Silva went white. Lyons fanned through the dossier, showing the young attorney the hundreds of photocopied documents condemning him to prison and lifelong exile from his family and the Cuban American community.
Lyons grinned. "You'll talk now?"
Silva tried to speak. But his mouth had gone dry. He sputtered a few sounds, finally nodded.
"We want to know everything about Shabaka..."
The double shock of betrayal by his Communist masters and the police knowledge of it made Silva sag in the chair. He hid his face in his hands.
In less than a minute, without striking him once, Lyons had broken the arrogant attorney.
Furious knocking at the door interrupted the interrogation before the questions started.
"What?" Lyons demanded. "I said to leave us alone! What do you want?"

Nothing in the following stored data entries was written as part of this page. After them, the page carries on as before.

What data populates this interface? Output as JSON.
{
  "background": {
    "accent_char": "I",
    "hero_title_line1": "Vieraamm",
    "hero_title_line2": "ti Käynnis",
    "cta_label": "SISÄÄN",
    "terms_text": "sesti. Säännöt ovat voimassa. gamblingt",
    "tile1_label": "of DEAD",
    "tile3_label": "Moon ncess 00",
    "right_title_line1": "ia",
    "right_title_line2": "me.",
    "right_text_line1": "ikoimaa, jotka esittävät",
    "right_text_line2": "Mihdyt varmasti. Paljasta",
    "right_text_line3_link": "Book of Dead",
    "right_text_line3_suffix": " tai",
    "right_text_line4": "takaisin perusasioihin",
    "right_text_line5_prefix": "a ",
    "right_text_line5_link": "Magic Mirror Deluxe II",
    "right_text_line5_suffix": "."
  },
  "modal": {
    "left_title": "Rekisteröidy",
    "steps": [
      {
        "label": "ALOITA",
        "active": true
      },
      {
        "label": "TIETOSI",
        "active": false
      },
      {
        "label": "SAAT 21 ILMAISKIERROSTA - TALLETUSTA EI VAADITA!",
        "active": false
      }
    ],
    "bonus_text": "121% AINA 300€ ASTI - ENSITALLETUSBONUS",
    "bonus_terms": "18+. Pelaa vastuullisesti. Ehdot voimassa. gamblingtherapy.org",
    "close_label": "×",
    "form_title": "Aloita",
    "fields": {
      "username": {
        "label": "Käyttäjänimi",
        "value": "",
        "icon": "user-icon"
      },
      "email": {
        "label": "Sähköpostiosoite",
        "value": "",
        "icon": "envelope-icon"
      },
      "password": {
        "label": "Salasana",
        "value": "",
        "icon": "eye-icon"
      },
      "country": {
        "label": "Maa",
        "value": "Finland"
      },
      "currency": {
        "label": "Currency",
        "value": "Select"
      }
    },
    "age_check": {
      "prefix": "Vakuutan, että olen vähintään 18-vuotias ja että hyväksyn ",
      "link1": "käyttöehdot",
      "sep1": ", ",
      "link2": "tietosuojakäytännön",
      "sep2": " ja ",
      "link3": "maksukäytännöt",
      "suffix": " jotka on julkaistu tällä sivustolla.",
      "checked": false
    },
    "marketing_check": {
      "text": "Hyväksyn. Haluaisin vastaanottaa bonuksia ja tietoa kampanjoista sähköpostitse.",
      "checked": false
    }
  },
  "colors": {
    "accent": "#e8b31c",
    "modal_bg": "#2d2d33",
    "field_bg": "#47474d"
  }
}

"You got a call from someone named Flor. You want me to tell her to call back later?"
16
A National Guard war-surplus Huey troopship took Able Team to El Monte, a community of Chicano barrios and light industry only a few minutes by freeway from downtown Los Angeles. Approaching the warehouse, they saw the headlights and flashing red lights of the ambulances and sheriffs patrol cars below them. White-uniformed attendants exited a building with sheeted forms on gurneys.
"Dead ones," Towers shouted to Lyons.
"I don't care who's dead," Lyons answered, also shouting to be heard over the rotorthrob. "Flor's alive."